The two Gestapo men looked at him in amazement. "What's wrong with him?" asked the Fat One.

Herbig went over. "Anything the matter?"

"Throw the beggars out," groaned Vohringer.

The Redhead looked at Herbig in confusion. "What's he got against us?"

"He's got something against everyone," Herbig enlightened them. He bent down for Vohringer's tommy-gun, which was lying near the door. "Can either of you handle this?"

The two men eyed each other in embarrassment. "Not that one," said the Fat One. "I can manage a submachine gun all right, but . . ."

"This is the same. If you can work one, you can work the other." He showed them how to put the magazine in and set the gun at continuous fire. "A child could handle one," he said. "I wish we had a dozen more here. What interests me most now is why you've come to Oviz."

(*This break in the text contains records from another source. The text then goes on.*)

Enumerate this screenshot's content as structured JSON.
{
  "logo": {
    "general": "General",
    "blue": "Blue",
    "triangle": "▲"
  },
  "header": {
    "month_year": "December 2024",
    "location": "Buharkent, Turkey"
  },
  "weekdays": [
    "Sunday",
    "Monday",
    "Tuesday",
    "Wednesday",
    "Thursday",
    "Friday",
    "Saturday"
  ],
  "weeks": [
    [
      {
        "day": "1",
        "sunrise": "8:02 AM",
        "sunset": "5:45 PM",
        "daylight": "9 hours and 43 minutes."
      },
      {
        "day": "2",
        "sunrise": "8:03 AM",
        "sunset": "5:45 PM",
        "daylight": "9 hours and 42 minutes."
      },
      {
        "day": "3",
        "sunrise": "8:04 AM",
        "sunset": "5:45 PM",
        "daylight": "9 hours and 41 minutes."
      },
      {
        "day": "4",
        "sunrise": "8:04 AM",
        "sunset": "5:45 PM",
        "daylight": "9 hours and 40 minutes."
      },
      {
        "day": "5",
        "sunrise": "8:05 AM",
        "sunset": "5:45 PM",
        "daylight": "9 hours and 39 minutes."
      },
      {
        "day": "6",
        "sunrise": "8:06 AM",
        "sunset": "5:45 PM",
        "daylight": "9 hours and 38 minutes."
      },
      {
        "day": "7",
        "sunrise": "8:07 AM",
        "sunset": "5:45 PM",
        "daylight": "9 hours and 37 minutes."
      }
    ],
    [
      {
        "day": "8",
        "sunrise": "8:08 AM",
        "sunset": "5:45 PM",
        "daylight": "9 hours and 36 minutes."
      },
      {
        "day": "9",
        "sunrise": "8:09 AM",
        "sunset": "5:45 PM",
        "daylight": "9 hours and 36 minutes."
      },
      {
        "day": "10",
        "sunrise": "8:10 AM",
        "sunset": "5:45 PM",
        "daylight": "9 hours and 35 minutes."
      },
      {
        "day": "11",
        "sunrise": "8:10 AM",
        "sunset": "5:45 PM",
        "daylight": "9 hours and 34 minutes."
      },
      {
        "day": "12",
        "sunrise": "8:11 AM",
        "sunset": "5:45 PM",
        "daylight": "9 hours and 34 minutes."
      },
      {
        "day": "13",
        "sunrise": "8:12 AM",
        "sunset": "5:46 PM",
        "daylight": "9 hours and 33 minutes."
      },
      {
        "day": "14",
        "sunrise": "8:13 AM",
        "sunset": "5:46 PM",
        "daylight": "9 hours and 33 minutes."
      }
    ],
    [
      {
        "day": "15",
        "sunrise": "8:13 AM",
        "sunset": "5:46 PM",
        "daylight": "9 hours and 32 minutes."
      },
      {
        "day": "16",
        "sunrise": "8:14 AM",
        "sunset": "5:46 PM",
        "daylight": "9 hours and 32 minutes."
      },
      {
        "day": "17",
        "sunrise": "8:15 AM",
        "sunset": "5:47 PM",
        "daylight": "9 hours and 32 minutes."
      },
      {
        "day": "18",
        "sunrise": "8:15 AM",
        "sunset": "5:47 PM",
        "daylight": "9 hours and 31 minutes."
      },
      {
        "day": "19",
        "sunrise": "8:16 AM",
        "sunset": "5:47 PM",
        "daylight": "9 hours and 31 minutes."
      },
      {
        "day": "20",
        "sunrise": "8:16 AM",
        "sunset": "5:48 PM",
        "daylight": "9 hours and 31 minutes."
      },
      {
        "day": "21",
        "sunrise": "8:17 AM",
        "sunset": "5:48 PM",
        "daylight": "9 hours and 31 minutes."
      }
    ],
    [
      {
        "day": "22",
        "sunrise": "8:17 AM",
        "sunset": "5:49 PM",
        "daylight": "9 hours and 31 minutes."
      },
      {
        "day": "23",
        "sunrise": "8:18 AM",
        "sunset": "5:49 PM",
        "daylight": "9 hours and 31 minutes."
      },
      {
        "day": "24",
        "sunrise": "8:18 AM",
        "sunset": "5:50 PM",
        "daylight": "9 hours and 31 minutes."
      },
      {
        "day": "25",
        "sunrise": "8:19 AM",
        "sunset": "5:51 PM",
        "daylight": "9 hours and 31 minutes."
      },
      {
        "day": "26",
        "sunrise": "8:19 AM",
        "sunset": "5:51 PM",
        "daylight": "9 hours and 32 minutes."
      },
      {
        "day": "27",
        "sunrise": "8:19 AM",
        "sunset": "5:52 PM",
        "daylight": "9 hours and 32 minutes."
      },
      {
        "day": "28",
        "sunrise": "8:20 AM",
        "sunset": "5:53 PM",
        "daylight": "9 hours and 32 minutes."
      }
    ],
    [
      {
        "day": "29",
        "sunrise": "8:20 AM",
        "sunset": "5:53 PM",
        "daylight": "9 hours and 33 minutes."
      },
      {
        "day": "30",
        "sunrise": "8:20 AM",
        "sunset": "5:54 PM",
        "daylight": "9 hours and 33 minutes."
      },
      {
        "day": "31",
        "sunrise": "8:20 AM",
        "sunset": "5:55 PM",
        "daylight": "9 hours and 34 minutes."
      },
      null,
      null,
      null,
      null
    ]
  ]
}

"Wish we'd never seen the place," grunted the Fat One, and told Herbig how they had driven straight to Szomolnok, where they found only Lieutenant Menges. In Oviz they stopped at the first house, and inquired about the NKVD man.

"You mean to say there's an NKVD man here and you simply drove up in your car?" Herbig asked.

The Fat One made a grimace. "What could we do about it? It's just like the inspector. In Dobsina he. . . ."

"Doesn't interest me," Herbig cut in rudely. From this place near the window he could see the shot-up car, with the dead partisan lying on his stomach a few yards away, already covered by snow. "Looks as if the NKVD chap must have known him," he remarked.

The Fat One cautiously took up position near Herbig and glanced out at the corpse. "Of course—it was he that led us here. We caught him with some others in Kosice blowing up the district headquarters. He obviously knew he'd get this sort of reception, otherwise he wouldn't have denied knowing which house the man lived in. If you hadn't called to us, we'd have run exactly the wrong way."

"You should have dropped behind the car, instead of hopping around in the street like frightened chickens. By the way, do you know why we are here?"

"The inspector heard about it from your adjutant. But back at division they think you're real deserters."

"Good God," said Herbig, stunned. "Why hasn't anyone told them?"

"I've no idea. I wasn't present when the inspector talked to your adjutant, we had to stay in the car to watch the prisoner. He only told us afterward that you weren't deserters at all. Weren't there three of you?"

"There still
are
three of us, I hope," Herbig said. "But one of us had better go."

"Where to," asked the Fat One, looking startled.

"To Szomolnok. We need a truck for the casualty."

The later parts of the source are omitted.